時間革命
きのうの記事はちょっとわかりにくかったので、補足しておこう。人々に共通の時間という概念は、本書によれば15世紀のヨーロッパで生まれたものだ。そのころ機械式の時計が普及し、都市の公共空間に時計台ができた。

中世までの自然な時間は季節によっても地域によってもバラバラだったが、近代の時間は正確に同じで、人々は時計で同期をとって共同作業する。工場では同じ時間に出勤して同時に仕事しないと効率が落ちるので、資本家は労働者に時間厳守を要求した。工場では個人にノルマが与えられ、人々は限られた時間の中で休む暇なく同時に働いた。
金利を取るようになったのも、16世紀以降である。それまで時間は神の所有するものであり、それを利用して商人がもうけることは許されなかった。このためカトリック教会は金利を禁止し、高利貸しを取り締まったが、プロテスタントは時間から金利を得た。
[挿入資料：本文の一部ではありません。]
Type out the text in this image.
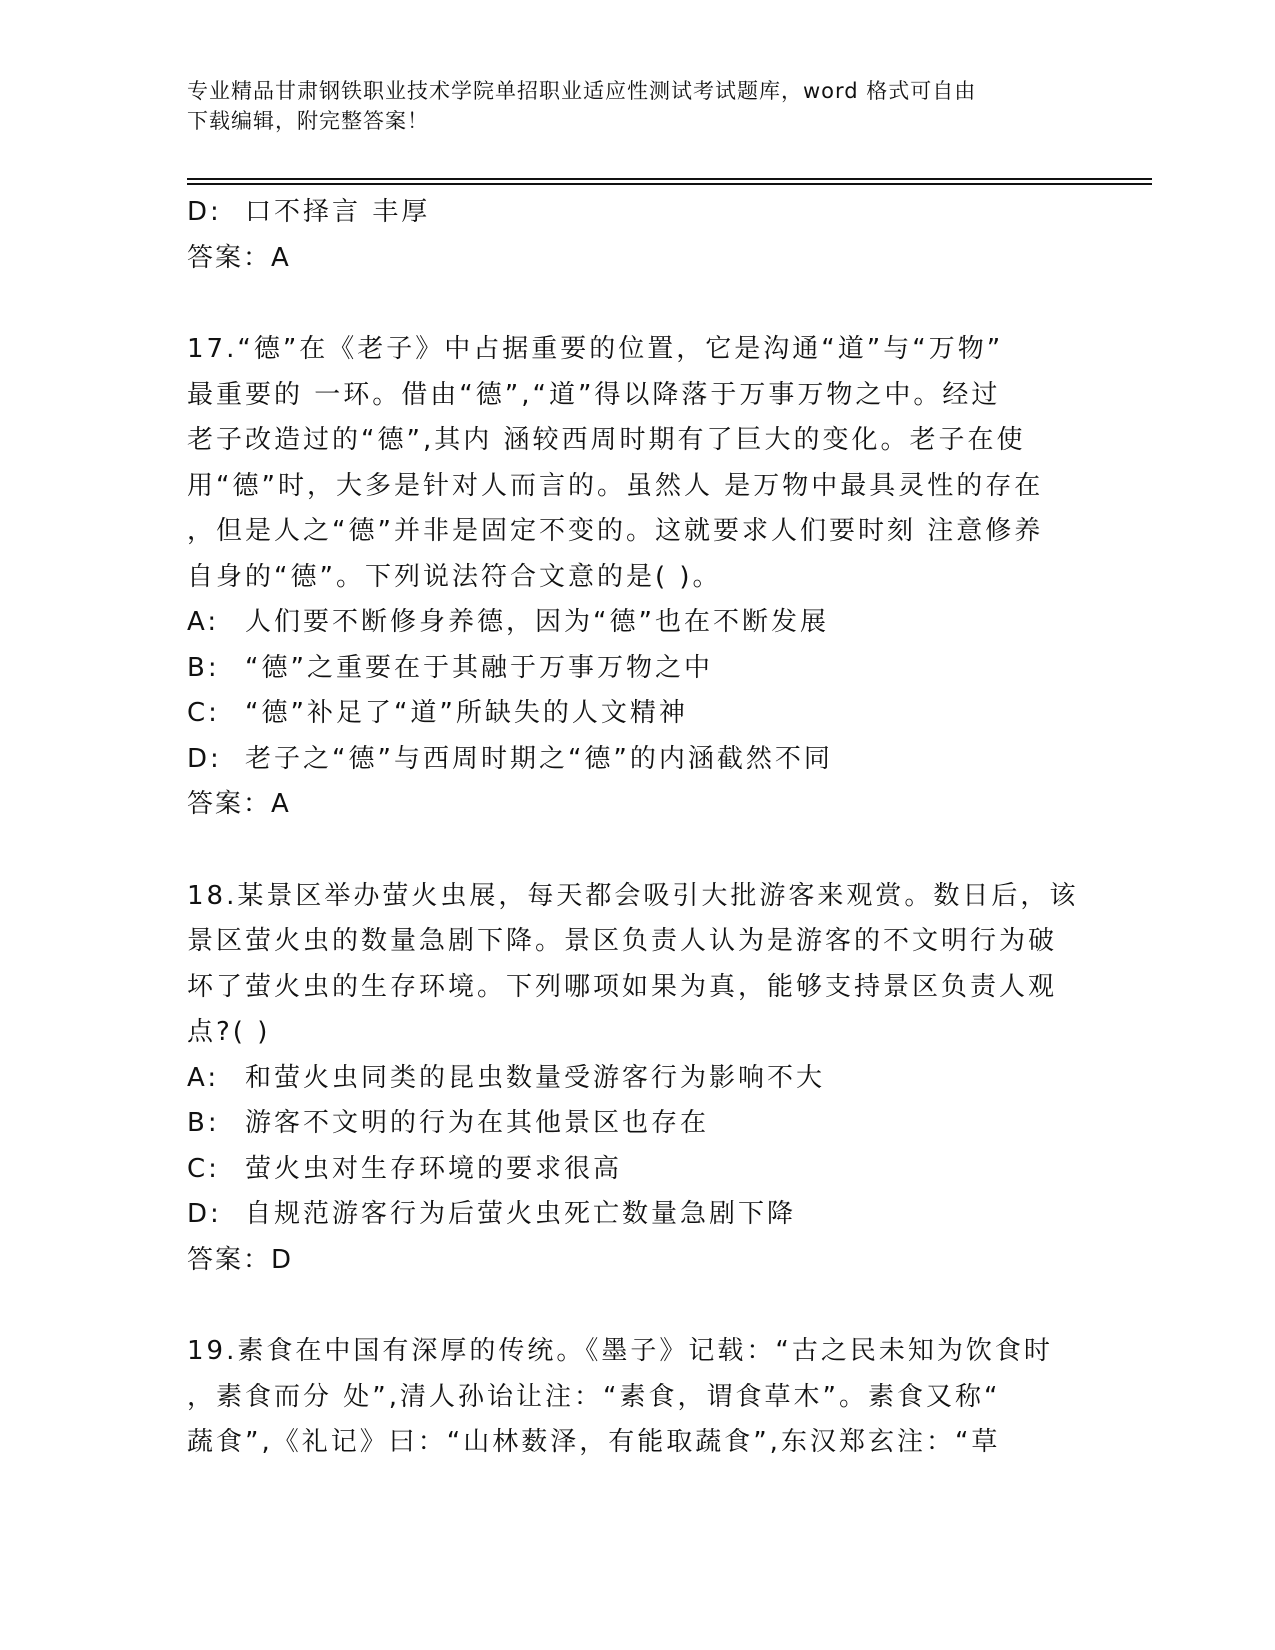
专业精品甘肃钢铁职业技术学院单招职业适应性测试考试题库，word 格式可自由
下载编辑，附完整答案！
D: 口不择言 丰厚
答案：A
17.“德”在《老子》中占据重要的位置，它是沟通“道”与“万物”
最重要的 一环。借由“德”,“道”得以降落于万事万物之中。经过
老子改造过的“德”,其内 涵较西周时期有了巨大的变化。老子在使
用“德”时，大多是针对人而言的。虽然人 是万物中最具灵性的存在
，但是人之“德”并非是固定不变的。这就要求人们要时刻 注意修养
自身的“德”。下列说法符合文意的是( )。
A: 人们要不断修身养德，因为“德”也在不断发展
B: “德”之重要在于其融于万事万物之中
C: “德”补足了“道”所缺失的人文精神
D: 老子之“德”与西周时期之“德”的内涵截然不同
答案：A
18.某景区举办萤火虫展，每天都会吸引大批游客来观赏。数日后，该
景区萤火虫的数量急剧下降。景区负责人认为是游客的不文明行为破
坏了萤火虫的生存环境。下列哪项如果为真，能够支持景区负责人观
点?( )
A: 和萤火虫同类的昆虫数量受游客行为影响不大
B: 游客不文明的行为在其他景区也存在
C: 萤火虫对生存环境的要求很高
D: 自规范游客行为后萤火虫死亡数量急剧下降
答案：D
19.素食在中国有深厚的传统。《墨子》记载：“古之民未知为饮食时
，素食而分 处”,清人孙诒让注：“素食，谓食草木”。素食又称“
蔬食”,《礼记》曰：“山林薮泽，有能取蔬食”,东汉郑玄注：“草
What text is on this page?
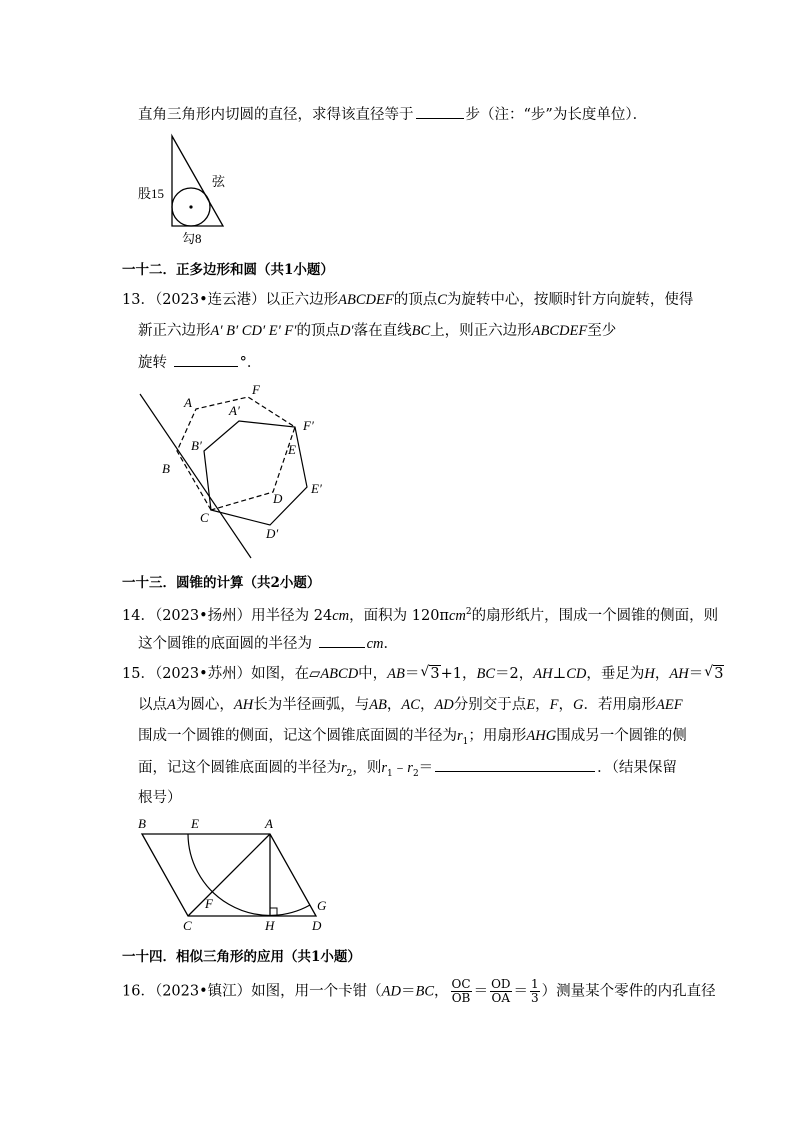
直角三角形内切圆的直径，求得该直径等于	步（注：“步”为长度单位）．
股15
弦
勾8
一十二．正多边形和圆（共1小题）
13．（2023•连云港）以正六边形ABCDEF的顶点C为旋转中心，按顺时针方向旋转，使得
新正六边形A′ B′ CD′ E′ F′的顶点D′落在直线BC上，则正六边形ABCDEF至少
旋转	°．
A
F
A′
F′
B′	E
B
E′
D
C
D′
一十三．圆锥的计算（共2小题）
14．（2023•扬州）用半径为 24cm，面积为 120πcm$^2$的扇形纸片，围成一个圆锥的侧面，则
这个圆锥的底面圆的半径为	cm．
15．（2023•苏州）如图，在▱ABCD中，AB＝ √ 3+1，BC＝2，AH⊥CD，垂足为H，AH＝ √ 3
以点A为圆心，AH长为半径画弧，与AB，AC，AD分别交于点E，F，G．若用扇形AEF
围成一个圆锥的侧面，记这个圆锥底面圆的半径为$r_1$；用扇形AHG围成另一个圆锥的侧
面，记这个圆锥底面圆的半径为$r_2$，则$r_1﹣r_2=$	．（结果保留
根号）
B	E	A
F	G
C	H	D
一十四．相似三角形的应用（共1小题）
16．（2023•镇江）如图，用一个卡钳（AD＝BC， $\frac{OC}{OB} = \frac{OD}{OA} = \frac{1}{3}$ ）测量某个零件的内孔直径
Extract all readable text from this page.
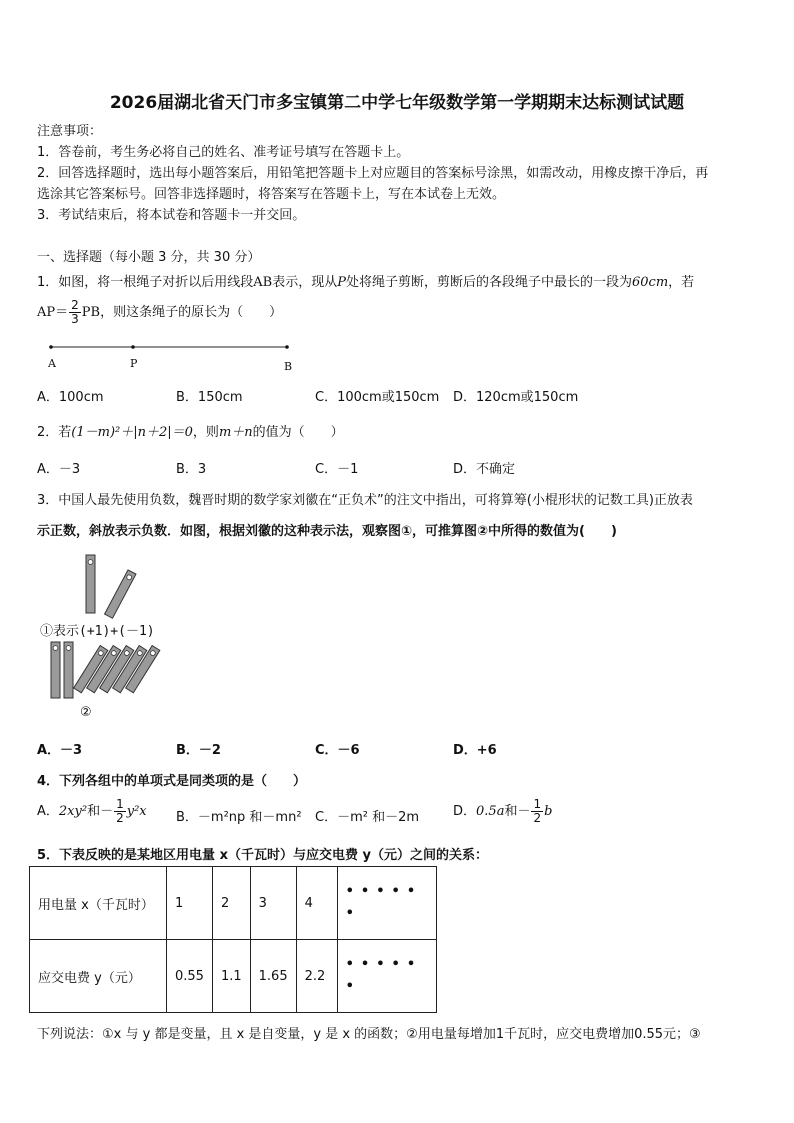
2026届湖北省天门市多宝镇第二中学七年级数学第一学期期末达标测试试题
注意事项：
1．答卷前，考生务必将自己的姓名、准考证号填写在答题卡上。
2．回答选择题时，选出每小题答案后，用铅笔把答题卡上对应题目的答案标号涂黑，如需改动，用橡皮擦干净后，再
选涂其它答案标号。回答非选择题时，将答案写在答题卡上，写在本试卷上无效。
3．考试结束后，将本试卷和答题卡一并交回。
一、选择题（每小题 3 分，共 30 分）
1．如图，将一根绳子对折以后用线段AB表示，现从P处将绳子剪断，剪断后的各段绳子中最长的一段为60cm，若
$AP= \frac{2}{3}$ PB，则这条绳子的原长为（　　）
A	P	B
A．100cm	B．150cm	C．100cm或150cm D．120cm或150cm
2．若(1－m)²＋|n＋2|＝0，则m＋n的值为（　　）
A．－3	B．3	C．－1	D．不确定
3．中国人最先使用负数，魏晋时期的数学家刘徽在“正负术”的注文中指出，可将算筹(小棍形状的记数工具)正放表
示正数，斜放表示负数．如图，根据刘徽的这种表示法，观察图①，可推算图②中所得的数值为(　　)
①表示(+1)+(－1)
②
A．－3	B．－2	C．－6	D．+6
4．下列各组中的单项式是同类项的是（　　）
A．2xy²和－ $\frac{1}{2} y^2x$ B．－m²np 和－mn² C．－m² 和－2m	D．0.5a和－ $\frac{1}{2}$ b
5．下表反映的是某地区用电量 x（千瓦时）与应交电费 y（元）之间的关系：
用电量 x（千瓦时）	1	2	3	4	•••••
•

应交电费 y（元）	0.55	1.1	1.65	2.2	•••••
•
下列说法：①x 与 y 都是变量，且 x 是自变量，y 是 x 的函数；②用电量每增加1千瓦时，应交电费增加0.55元；③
彼らにとっては、この世の時間は神に与えられた試練であり、労働によって自己の救済を確認することが目的なので、遊びは職場から排除された。フランクリンは「時は金なり」という言葉で人々に時間を守るよう説き、労働倫理が強調された。時間を神のものから資本家のものにしたのが資本主義だった。

しかし脱工業化社会では工場が作業の場ではないので、人々は非同期的に行動する。かつて大型コンピュータで多くの人が同時に行なっていた情報処理は、PCでバラバラに行なわれるようになった。電話は同時に2人を拘束するが、Eメールは送信と受信を同期する必要がない。テレビも録画機に収録して見るようになった。

これによって時間は個人化し、人々は同期から解放されて自由になった。情報産業では、勤務時間という概念も(したがって残業も)ない。そんな時代に「残業代ゼロ」を攻撃する朝日新聞は、情報社会に工業社会の遺物を持ち込もうとしているのか、それとも工業社会しか知らない老人に迎合しているのだろう。